第2章 【人気者の君に妬く】丸井ブン太
「で、用事って?」
不細工な顔をブン太に見られたくなくて私は咄嗟に俯いた。
しかも可愛らしくもない無愛想な言葉をブン太にぶつける。
あーぁ、可愛くないなと内心1人で落ち込んだ。
「謝りに来た」
「え」
思ってもみなかったブン太の台詞に驚いて私は顔を上げる。
目が合ったブン太は私の事を真剣な眼差して見つめていた。
その表情に私は思わず息をのむ。
ブン太の真剣な瞳が私を射抜いて離さなかったからだ。
そんな私の焦りをよそにブン太は言葉を続ける。
「そのさ…悪かった。マジだっせぇよな。

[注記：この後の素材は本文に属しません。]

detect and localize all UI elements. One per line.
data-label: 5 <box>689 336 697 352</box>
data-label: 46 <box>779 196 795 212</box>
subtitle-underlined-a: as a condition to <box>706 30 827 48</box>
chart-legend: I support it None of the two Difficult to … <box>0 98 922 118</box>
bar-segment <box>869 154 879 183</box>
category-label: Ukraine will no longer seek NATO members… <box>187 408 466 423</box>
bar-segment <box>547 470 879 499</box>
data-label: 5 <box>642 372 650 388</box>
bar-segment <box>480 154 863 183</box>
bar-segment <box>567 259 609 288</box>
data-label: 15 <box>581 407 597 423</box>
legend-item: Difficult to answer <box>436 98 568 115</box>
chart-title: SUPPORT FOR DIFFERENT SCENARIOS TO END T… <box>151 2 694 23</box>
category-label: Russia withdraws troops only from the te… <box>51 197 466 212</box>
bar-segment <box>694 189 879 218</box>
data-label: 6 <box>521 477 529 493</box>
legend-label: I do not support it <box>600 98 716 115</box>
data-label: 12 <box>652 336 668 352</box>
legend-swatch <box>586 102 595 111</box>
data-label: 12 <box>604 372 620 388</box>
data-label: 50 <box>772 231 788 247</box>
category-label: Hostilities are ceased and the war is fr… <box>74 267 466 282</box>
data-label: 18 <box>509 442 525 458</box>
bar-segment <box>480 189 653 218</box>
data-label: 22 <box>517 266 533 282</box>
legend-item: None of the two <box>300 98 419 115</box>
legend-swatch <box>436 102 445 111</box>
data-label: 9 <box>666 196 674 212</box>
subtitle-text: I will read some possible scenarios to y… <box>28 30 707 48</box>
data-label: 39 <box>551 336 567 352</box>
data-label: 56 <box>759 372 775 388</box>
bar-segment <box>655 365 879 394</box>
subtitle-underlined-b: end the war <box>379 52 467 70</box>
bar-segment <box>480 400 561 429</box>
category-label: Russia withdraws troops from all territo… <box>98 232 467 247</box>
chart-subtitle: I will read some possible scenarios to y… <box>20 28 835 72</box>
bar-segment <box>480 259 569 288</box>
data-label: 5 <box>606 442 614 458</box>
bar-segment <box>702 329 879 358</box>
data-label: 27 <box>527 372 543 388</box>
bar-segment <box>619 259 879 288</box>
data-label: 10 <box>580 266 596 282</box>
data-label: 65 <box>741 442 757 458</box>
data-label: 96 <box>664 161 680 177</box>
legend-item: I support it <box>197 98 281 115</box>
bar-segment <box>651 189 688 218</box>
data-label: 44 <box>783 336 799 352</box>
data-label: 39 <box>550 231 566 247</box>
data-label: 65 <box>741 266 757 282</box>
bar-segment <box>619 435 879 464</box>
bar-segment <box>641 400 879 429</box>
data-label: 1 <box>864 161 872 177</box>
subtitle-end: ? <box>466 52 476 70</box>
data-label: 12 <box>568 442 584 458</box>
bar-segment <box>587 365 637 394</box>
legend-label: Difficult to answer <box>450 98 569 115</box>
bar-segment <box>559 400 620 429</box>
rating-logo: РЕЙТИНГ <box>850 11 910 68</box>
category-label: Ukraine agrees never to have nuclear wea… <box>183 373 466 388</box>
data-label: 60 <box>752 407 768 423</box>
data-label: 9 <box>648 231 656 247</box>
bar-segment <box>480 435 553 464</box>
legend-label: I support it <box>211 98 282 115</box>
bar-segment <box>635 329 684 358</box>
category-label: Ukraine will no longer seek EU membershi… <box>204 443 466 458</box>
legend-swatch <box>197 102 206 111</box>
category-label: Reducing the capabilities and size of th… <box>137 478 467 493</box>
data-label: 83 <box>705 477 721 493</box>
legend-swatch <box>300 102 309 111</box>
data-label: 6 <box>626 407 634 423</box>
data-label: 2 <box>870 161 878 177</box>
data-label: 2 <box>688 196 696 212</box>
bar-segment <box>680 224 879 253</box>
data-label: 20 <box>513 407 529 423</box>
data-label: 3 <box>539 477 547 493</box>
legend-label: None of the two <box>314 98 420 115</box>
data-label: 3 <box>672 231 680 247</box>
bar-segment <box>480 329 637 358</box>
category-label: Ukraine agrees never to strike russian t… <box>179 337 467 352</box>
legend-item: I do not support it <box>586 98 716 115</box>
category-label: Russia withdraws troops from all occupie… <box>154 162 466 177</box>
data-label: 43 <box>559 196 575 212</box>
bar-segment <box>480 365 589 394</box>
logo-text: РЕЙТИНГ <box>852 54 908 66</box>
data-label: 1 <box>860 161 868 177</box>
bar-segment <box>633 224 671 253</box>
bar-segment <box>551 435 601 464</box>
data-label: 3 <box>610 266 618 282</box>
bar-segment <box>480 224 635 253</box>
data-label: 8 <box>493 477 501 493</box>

自分の気持ち優先してお前の事ちゃんと考えられなかったとか」
ブン太の口から紡がれていく言葉に驚いてしまって私は自分の酷い顔を見られたくなかったことも忘れてしまい、ジッと見つめてしまった。
こんな酷い顔の私を見てもブン太は一切笑わなかった。
むしろ手をソッと目元近くに添えて真剣な声音で呟く様に言葉を放った。
「自惚れた言い方していいか?…俺のせいだろぃ?」
「……」
私は何も返事が出来なかった。
ブン太の真剣な声音に正直に答えたかった。
でもそれを答えるとなると今までずっと隠していた恋心も告げなければいけない。
その勇気は今の私には無かった。
私の無言を肯定と受け取ったのかブン太は小さな声でまた「悪ぃ」と小さく謝る。
ブン太にそこまで謝られてしまって私は首を左右に振った。
ブン太は悪くないのに…私が勝手に傷ついて勝手に泣いてただけなのに、なんでそんなに優しいのだろうか…。
勘違いしてしまいそうになる。
ブン太に触れられた頬が熱い。
手から私の気持ちが伝わってしまいそうで怖い。
でも言ってしまいたくもなる。
ずっと長い間隠してきた気持ちが彼に触れられた頬から溢れ出してしまいそうだ。
「……好きなの。だから……あ」
口から自然と気持ちを紡いでしまった瞬間に私は慌てて口を閉じた。
言うつもりなんて無かったのに……なんで…と困惑したが、きっとブン太に優しく頬に触れられたせいだと思った。
今まで隣にずっと一緒にいて、悪友の様な同性の友達のような関係を続けてきたから急にこんな風に女の子扱いをされて勘違いしてしまったのだ。